To set the price of electricity, highly flexible users such as hydrogen producers and steelmakers would conduct a two-step process:
Significant volumes of price-setting demand could either replace or supplement the role of gas-fired generators in wholesale energy-only markets and drive investment decisions. Rather than rationing flexible supply to meet fixed demand, the wholesale energy-only market would ration flexible demand to meet the variable supply of renewable energy.
Will there be enough energy users possessing these characteristics to make a difference? There certainly could be in markets that produce significant volumes of hydrogen for export or that have large energy-intensive manufacturing industries.
Energy storage technologies are emerging as a promising solution for the physical challenges posed by a high penetration of VRE because they firm VRE supply to meet demand. But they do not solve the market challenges.
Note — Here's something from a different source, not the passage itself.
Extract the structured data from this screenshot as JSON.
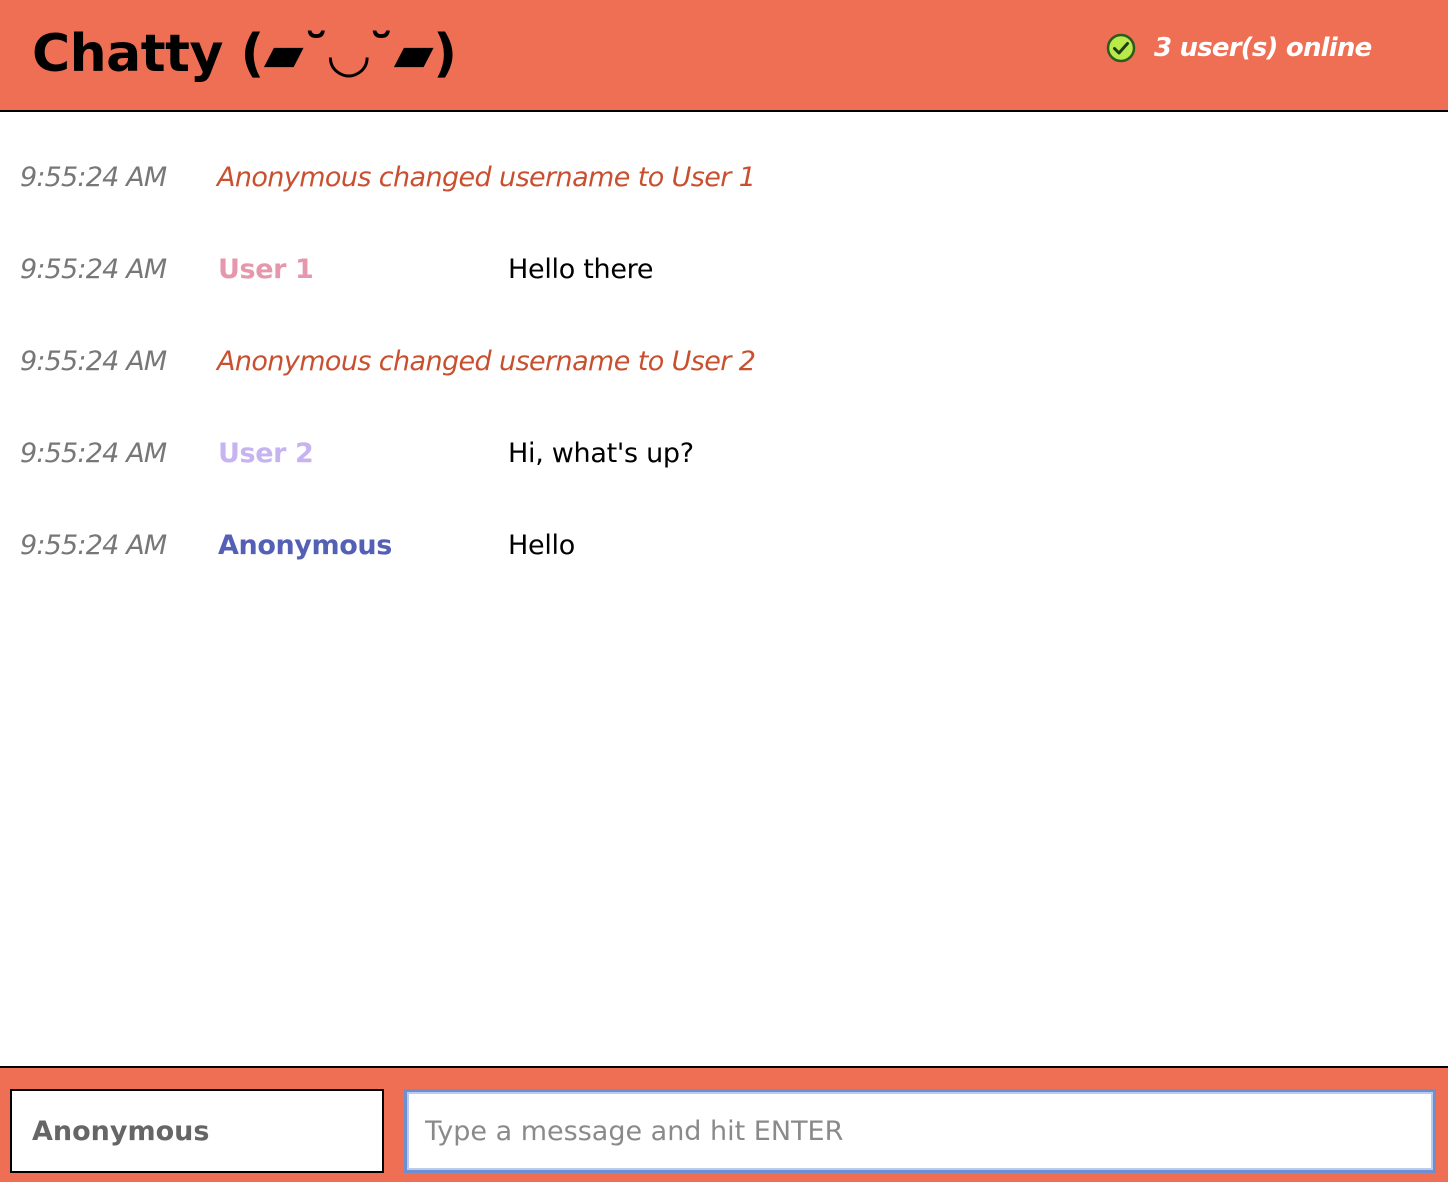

Because storage and similar solutions are price opportunists, wholesale energy-only markets would create periods of unacceptably high volatility for both consumers and investors. This would also be the case if flexible demand with price opportunist characteristics (such as EVs with a time critical electricity requirement) were a major firming technology.
Electricity markets would have to undergo a fundamental redesign so that longer-term contract markets, such as capacity markets, or separate markets for variable power (with generation “as available”) and firm power (with generation “on demand”) drove investment decisions. Under this approach, remuneration in the variable power market would be based on contracts for difference, with prices reflecting the long-run marginal cost of existing generators. Emerging market redesign proposals from the governments of Greece and the UK are beginning to countenance such a split.
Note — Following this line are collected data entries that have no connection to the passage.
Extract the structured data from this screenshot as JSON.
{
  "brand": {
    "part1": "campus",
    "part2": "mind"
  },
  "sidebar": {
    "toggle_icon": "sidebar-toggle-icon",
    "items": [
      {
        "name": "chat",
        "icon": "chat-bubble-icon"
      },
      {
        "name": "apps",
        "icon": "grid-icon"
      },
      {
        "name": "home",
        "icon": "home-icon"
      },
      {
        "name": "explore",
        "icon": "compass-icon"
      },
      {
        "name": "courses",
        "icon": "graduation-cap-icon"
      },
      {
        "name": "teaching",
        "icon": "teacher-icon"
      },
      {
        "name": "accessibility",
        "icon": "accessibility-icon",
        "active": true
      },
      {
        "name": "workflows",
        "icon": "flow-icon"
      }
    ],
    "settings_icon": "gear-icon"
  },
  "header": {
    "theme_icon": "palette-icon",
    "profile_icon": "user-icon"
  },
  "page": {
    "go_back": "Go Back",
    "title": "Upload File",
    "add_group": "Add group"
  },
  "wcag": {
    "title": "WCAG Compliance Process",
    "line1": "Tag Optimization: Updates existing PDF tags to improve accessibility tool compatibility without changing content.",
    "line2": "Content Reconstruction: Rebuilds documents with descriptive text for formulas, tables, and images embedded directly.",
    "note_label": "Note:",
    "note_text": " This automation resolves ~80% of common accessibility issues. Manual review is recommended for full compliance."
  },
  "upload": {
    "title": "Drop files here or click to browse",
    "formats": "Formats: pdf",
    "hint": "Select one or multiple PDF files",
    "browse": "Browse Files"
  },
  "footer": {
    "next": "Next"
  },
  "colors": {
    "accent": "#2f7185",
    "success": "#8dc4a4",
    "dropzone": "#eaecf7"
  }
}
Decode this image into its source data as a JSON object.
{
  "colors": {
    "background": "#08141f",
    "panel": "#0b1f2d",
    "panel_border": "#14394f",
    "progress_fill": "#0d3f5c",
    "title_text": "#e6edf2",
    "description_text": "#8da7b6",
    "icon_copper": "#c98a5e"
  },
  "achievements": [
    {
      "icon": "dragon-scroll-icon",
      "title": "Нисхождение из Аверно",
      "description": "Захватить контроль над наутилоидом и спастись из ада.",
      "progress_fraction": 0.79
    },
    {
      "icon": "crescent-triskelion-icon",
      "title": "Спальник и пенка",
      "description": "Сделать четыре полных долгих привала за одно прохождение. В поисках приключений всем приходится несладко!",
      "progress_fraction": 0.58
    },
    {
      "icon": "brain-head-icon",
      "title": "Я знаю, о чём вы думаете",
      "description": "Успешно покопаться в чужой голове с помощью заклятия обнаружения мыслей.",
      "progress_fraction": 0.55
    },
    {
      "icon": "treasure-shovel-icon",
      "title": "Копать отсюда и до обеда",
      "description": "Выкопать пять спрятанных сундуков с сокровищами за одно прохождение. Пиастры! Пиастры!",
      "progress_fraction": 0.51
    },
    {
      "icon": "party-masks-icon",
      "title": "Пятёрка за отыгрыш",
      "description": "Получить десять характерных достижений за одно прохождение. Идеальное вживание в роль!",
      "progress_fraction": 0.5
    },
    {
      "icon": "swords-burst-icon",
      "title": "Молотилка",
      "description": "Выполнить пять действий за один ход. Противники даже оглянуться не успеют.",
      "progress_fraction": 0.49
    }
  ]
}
The wholesale energy-only market would have a limited investment role. Its primary raison d’être would be to signal the efficient dispatch of different types of generators, storage, and flexible demand via a merit order. If this redesign doesn’t occur, companies will need to contract outside of the market—for example, by increasing vertical integration or by entering into long-term contracts for energy and capacity.
As the world moves toward greater VRE generation, liberalized electricity markets face a crisis of purpose. Up to now, thermal generators—particularly natural gas-fired generators—have had a dual function, providing both physical stability and market stability to our electricity systems. But while electricity systems may be able to function physically without natural gas, electricity market pricing will break down if other solutions don’t replace the role that gas plays in setting wholesale spot market prices for electricity. Markets will need to be fundamentally redesigned to adapt to this new environment.
How we best adapt our electricity markets in the long term depends on which types of technology—zero-emissions gas, highly flexible demand, or energy storage—become the dominant firming solutions. As such, market designers can’t make decisions in isolation from technology. Moreover, if they are to make net-zero electricity systems a reality, they must take care that their reforms go beyond solving today’s issues and ensure that their designs are compatible with likely technological developments.